No need to recall the tempest that followed, both sides tightly wound and on edge. Obama tapped Clinton as his secretary of state, an effective partnership launched. The New Hampshire episode came to mind listening to the president deliver his acceptance speech last week, especially when he declared: “I’m no longer just a candidate. I’m the president.”

There was an assertiveness, an expression of strength. Yet the tone and words also suggested a chastened leader, a recognition of all that goes into a presidency, the responsibility, complexity, the navigating of many cross currents, in particular, a public inspired yet divided over what course change should take.

A moment later Obama offered a glimpse into the job, knowing the heartbreak of mothers and fathers who have lost children in battle, or families who have lost their homes, or workers their jobs.

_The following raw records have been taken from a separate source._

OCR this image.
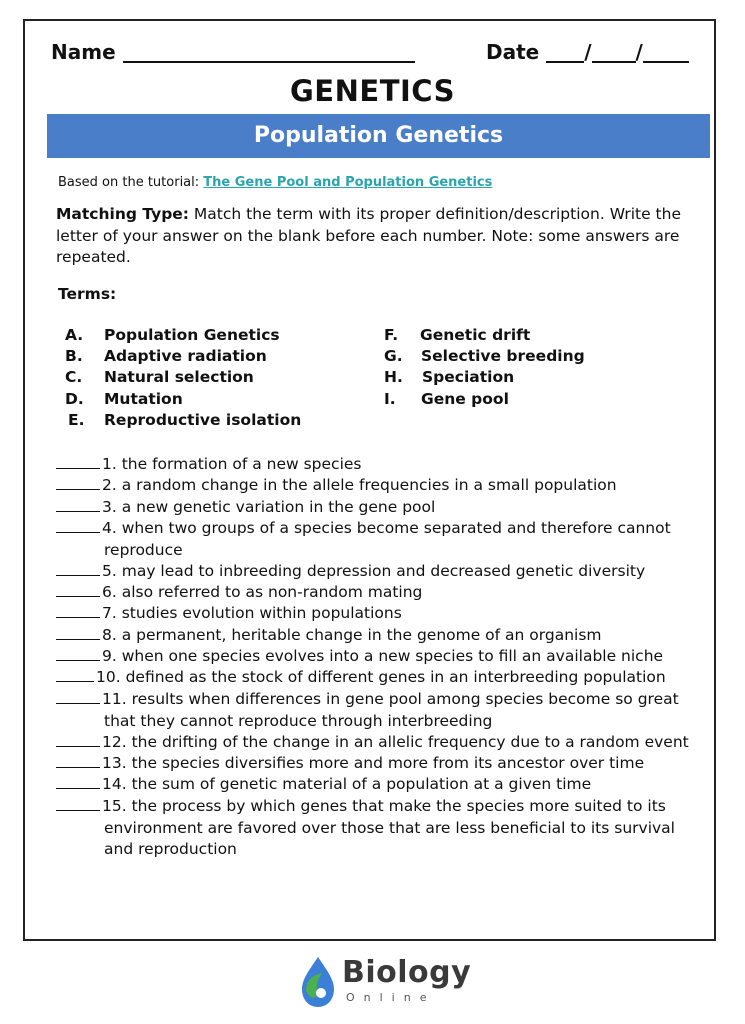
Name	Date / /
GENETICS
Population Genetics
Based on the tutorial: The Gene Pool and Population Genetics
Matching Type: Match the term with its proper definition/description. Write the letter of your answer on the blank before each number. Note: some answers are repeated.
Terms:
A. Population Genetics
B. Adaptive radiation
C. Natural selection
D. Mutation
E. Reproductive isolation
F. Genetic drift
G. Selective breeding
H. Speciation
I. Gene pool
1. the formation of a new species
2. a random change in the allele frequencies in a small population
3. a new genetic variation in the gene pool
4. when two groups of a species become separated and therefore cannot
reproduce
5. may lead to inbreeding depression and decreased genetic diversity
6. also referred to as non-random mating
7. studies evolution within populations
8. a permanent, heritable change in the genome of an organism
9. when one species evolves into a new species to fill an available niche
10. defined as the stock of different genes in an interbreeding population
11. results when differences in gene pool among species become so great
that they cannot reproduce through interbreeding
12. the drifting of the change in an allelic frequency due to a random event
13. the species diversifies more and more from its ancestor over time
14. the sum of genetic material of a population at a given time
15. the process by which genes that make the species more suited to its
environment are favored over those that are less beneficial to its survival
and reproduction
Biology
Online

He continued: “And while I’m very proud of what we’ve achieved together, I’m far more mindful of my own failings, knowing exactly what Lincoln meant when he said, ‘I have been driven to my knees many times by the overwhelming conviction that I had no place else to go.’ ”

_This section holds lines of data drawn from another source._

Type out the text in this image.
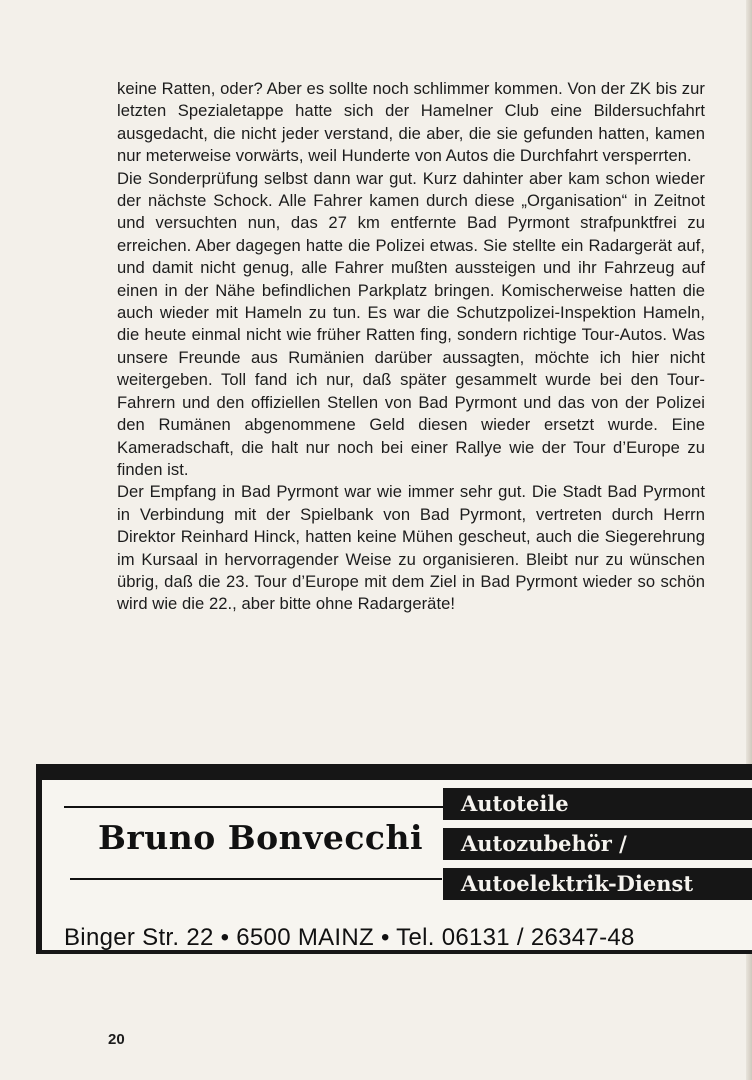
keine Ratten, oder? Aber es sollte noch schlimmer kommen. Von der ZK bis zur letzten Spezialetappe hatte sich der Hamelner Club eine Bildersuchfahrt ausgedacht, die nicht jeder verstand, die aber, die sie gefunden hatten, kamen nur meterweise vorwärts, weil Hunderte von Autos die Durchfahrt versperrten.

Die Sonderprüfung selbst dann war gut. Kurz dahinter aber kam schon wieder der nächste Schock. Alle Fahrer kamen durch diese „Organisation“ in Zeitnot und versuchten nun, das 27 km entfernte Bad Pyrmont strafpunktfrei zu erreichen. Aber dagegen hatte die Polizei etwas. Sie stellte ein Radargerät auf, und damit nicht genug, alle Fahrer mußten aussteigen und ihr Fahrzeug auf einen in der Nähe befindlichen Parkplatz bringen. Komischerweise hatten die auch wieder mit Hameln zu tun. Es war die Schutzpolizei-Inspektion Hameln, die heute einmal nicht wie früher Ratten fing, sondern richtige Tour-Autos. Was unsere Freunde aus Rumänien darüber aussagten, möchte ich hier nicht weitergeben. Toll fand ich nur, daß später gesammelt wurde bei den Tour-Fahrern und den offiziellen Stellen von Bad Pyrmont und das von der Polizei den Rumänen abgenommene Geld diesen wieder ersetzt wurde. Eine Kameradschaft, die halt nur noch bei einer Rallye wie der Tour d’Europe zu finden ist.

Der Empfang in Bad Pyrmont war wie immer sehr gut. Die Stadt Bad Pyrmont in Verbindung mit der Spielbank von Bad Pyrmont, vertreten durch Herrn Direktor Reinhard Hinck, hatten keine Mühen gescheut, auch die Siegerehrung im Kursaal in hervorragender Weise zu organisieren. Bleibt nur zu wünschen übrig, daß die 23. Tour d’Europe mit dem Ziel in Bad Pyrmont wieder so schön wird wie die 22., aber bitte ohne Radargeräte!

Bruno Bonvecchi
Autoteile
Autozubehör /
Autoelektrik-Dienst
Binger Str. 22 • 6500 MAINZ • Tel. 06131 / 26347-48
20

The president prefaced this section with an acknowledgement: “The times have changed, and so have I.” Here was humility at work. He asked directly “for your vote.” His familiar riff about the election being about-you-and-not-about-me resonated with a depth shaped by experience.

He took up the hard job of recasting hope. To be sure, he had to do so as part of the campaign. Yet this part of the speech worked well because it aimed to recalculate expectations greatly in need of adjustment, the refiguring not simply about winning but necessary in view of how outlandish the expectations were.

How does someone look at the past two decades of escalating partisan crossfire in the capital, and conclude that this time a single “outsider” will transform things?

Actually, the president has accomplished much more, at home and abroad, than the struggling economy suggests. One shortcoming has been communication, relaying how things have gotten better, damage averted, pieces in place for something stronger. Yet that is how advances often are made today, slowly, part by part, even a makeover of health care.

The president caught a break when weather forced his acceptance speech indoors, no stadium, a smaller venue. That disappointed many supporters. The setting fit the occasion, a president contending with what he cannot easily change.